İslâm’ı Kolaylaştırın
Hz. Peygamber (sallallâhu aleyhi ve sellem), İslâm Dini’ni tebliğe devam ederken herkes hemen hemen hergün yeni bir şeyler öğreniyordu. Peygamberimiz (sallallâhu aleyhi ve sellem) ile aynı şehirde yaşayanlar tabiî olarak dini daha iyi biliyorlardı.
Şehir dışından gelen Müslümanlar veya Müslüman olmayanlar daha az bilgiliydiler. Meselâ, mescidlerin kutsal bir yer olduğunu bilmiyorlardı. Çünkü daha önce mescid (câmi) görmemişlerdi.
Arabistan’da çölde ikâmet edenlere bedevî denir. Bir gün, Medine’ye gelen bir bedevî mescide girdi. Peygamberimiz’in (sallallâhu aleyhi ve sellem) mescidi çok sade idi. -Bugünkü mescidler gibi mimarisi diğer yapılardan farklı değildi.- Zemini topraktı. Bedevî bir müddet sonra tuvalet ihtiyacını mescidin bir köşesinde giderdi. İdrarını yaptı. O, mescidde böyle şeylerin yapılmayacağını bilmiyordu.
Orada bulunan sahâbiler, hemen bedevînin üzerine yürümeye yeltendiler. Peygamber Efendimiz (sallallâhu aleyhi ve sellem) onları durdurdu ve “Onu bırakın ve oraya su dökün.” buyurdu. Peygamberimiz (sallallâhu aleyhi ve sellem) sonra şunları ilâve etti: Siz kolaylaştırıcı olarak gönderildiniz, zorlaştırıcı olarak değil.”

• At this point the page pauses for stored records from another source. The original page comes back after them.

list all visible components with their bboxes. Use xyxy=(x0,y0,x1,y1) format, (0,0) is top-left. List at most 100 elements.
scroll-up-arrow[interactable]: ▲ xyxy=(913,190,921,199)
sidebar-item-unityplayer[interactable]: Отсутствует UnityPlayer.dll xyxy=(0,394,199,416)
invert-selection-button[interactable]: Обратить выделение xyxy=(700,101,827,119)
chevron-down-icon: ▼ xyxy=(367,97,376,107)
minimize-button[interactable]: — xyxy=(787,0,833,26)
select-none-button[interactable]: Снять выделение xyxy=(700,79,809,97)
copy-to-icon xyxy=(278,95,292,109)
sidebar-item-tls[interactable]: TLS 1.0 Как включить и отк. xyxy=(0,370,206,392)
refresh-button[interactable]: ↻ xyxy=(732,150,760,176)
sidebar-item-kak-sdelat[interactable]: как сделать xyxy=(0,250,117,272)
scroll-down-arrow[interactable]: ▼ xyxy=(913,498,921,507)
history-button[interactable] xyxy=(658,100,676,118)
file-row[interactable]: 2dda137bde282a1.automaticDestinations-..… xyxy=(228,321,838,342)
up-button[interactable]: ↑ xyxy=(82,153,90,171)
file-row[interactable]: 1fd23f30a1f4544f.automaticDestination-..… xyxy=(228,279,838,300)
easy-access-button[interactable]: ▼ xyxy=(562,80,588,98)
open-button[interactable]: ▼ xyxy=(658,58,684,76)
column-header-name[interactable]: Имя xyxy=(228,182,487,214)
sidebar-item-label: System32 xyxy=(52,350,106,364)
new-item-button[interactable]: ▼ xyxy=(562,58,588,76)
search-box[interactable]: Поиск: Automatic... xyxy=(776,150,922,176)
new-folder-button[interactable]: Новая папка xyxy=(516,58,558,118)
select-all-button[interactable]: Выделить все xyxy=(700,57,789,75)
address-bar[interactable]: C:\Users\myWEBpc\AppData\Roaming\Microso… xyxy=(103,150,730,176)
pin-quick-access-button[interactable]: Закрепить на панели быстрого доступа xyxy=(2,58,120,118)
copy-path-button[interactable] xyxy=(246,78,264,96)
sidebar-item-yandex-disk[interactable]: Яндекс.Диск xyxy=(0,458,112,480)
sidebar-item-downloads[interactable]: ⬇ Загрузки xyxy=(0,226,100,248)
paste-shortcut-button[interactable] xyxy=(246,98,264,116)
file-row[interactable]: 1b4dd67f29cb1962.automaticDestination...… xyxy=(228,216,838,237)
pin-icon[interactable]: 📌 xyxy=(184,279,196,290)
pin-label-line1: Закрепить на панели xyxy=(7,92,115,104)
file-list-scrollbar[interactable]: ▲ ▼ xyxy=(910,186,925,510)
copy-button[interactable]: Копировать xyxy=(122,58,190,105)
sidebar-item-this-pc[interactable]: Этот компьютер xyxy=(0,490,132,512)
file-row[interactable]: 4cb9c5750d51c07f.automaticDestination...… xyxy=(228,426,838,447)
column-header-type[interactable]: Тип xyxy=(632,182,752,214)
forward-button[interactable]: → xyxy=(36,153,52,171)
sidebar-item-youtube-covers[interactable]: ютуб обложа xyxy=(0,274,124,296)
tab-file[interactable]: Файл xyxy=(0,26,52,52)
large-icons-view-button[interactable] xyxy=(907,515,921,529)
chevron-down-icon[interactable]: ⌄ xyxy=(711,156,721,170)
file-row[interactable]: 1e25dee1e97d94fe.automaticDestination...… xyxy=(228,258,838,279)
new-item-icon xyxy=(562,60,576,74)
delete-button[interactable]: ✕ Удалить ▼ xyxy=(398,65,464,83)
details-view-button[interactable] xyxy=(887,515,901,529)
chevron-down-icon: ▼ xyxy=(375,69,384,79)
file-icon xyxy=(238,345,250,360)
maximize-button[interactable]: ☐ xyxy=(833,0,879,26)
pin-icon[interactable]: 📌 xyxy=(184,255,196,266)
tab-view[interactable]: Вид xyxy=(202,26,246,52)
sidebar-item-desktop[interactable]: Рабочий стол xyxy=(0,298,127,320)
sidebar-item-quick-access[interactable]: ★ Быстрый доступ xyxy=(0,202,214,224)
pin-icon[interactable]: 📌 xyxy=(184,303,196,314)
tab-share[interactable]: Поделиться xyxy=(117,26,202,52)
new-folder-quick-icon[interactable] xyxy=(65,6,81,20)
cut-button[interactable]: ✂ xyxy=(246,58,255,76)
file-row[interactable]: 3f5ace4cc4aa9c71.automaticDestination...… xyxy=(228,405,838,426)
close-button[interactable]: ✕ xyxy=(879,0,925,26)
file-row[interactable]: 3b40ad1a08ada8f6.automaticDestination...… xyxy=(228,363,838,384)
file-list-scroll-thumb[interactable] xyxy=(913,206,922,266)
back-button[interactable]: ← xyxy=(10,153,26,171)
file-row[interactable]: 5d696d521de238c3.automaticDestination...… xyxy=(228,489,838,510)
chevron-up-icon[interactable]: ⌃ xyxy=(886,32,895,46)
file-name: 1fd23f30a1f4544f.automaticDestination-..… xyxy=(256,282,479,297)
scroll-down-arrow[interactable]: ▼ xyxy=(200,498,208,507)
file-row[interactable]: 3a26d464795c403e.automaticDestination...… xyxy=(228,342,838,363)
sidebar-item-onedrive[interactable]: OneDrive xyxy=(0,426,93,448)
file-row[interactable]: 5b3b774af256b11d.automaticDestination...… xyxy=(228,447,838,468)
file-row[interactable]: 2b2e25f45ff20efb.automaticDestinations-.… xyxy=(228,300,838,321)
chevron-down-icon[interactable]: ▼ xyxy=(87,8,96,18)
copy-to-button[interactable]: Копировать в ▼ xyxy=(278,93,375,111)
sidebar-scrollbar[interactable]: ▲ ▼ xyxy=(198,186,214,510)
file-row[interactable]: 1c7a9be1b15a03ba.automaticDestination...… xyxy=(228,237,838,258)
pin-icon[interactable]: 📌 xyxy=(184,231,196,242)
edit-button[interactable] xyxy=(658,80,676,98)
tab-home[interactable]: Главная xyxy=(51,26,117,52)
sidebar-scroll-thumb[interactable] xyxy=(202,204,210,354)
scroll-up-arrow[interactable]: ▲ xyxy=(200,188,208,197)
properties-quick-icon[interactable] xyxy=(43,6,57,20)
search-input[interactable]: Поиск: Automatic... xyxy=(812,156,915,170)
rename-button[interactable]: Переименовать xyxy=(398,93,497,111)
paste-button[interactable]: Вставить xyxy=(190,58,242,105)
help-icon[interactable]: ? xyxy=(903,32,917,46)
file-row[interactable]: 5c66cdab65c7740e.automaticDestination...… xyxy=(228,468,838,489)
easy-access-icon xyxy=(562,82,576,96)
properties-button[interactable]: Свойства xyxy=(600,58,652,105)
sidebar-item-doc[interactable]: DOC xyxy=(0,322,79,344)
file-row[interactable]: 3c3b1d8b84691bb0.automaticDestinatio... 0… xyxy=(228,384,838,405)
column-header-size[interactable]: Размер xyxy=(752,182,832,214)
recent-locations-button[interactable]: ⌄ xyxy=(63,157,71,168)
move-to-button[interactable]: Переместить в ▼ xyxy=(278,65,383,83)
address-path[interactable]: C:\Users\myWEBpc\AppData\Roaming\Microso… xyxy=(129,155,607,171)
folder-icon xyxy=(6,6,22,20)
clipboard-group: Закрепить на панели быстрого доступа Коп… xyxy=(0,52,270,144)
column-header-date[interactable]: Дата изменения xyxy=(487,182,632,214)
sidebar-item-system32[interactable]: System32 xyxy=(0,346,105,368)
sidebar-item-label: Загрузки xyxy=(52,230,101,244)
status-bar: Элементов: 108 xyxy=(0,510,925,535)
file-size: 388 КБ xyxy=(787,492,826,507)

Peygamber Efendimiz (sallallâhu aleyhi ve sellem), bu sözüyle bir Müslüman’ın nasıl olması gerektiğini belirtiyor, öğretiyordu. Yapılan hatayı büyütmemek ve hoşgörülü olmak Müslüman’ın özelliklerindendi.
Ayrıca o bedevînin niyetinin kötü olmadığı, hatasının bilgisizlikten kaynaklandığı hadîs-i şerifin devamından anlaşılmaktadır. Hz. Peygamber (sallallâhu aleyhi ve sellem), namazı kıldıracağı sırada bedevî de O’nun (sallallâhu aleyhi ve sellem) arkasındaki safta bulunuyordu. “Allahım Muhammed’e ve bana rahmet et, bizden başkasına merhamet etme!” dedi. Bunu duyan Peygamber Efendimiz (sallallâhu aleyhi ve sellem), onun yanlış duasını düzeltti. Bedeviye dönüp şöyle buyurdu: “Geniş olanı daralttın.” Bu sözü ile o (sallallâhu aleyhi ve sellem), Allah’ın rahmeti çok genişken, bir-iki kişiye hasrettiğini anlatmış oluyordu.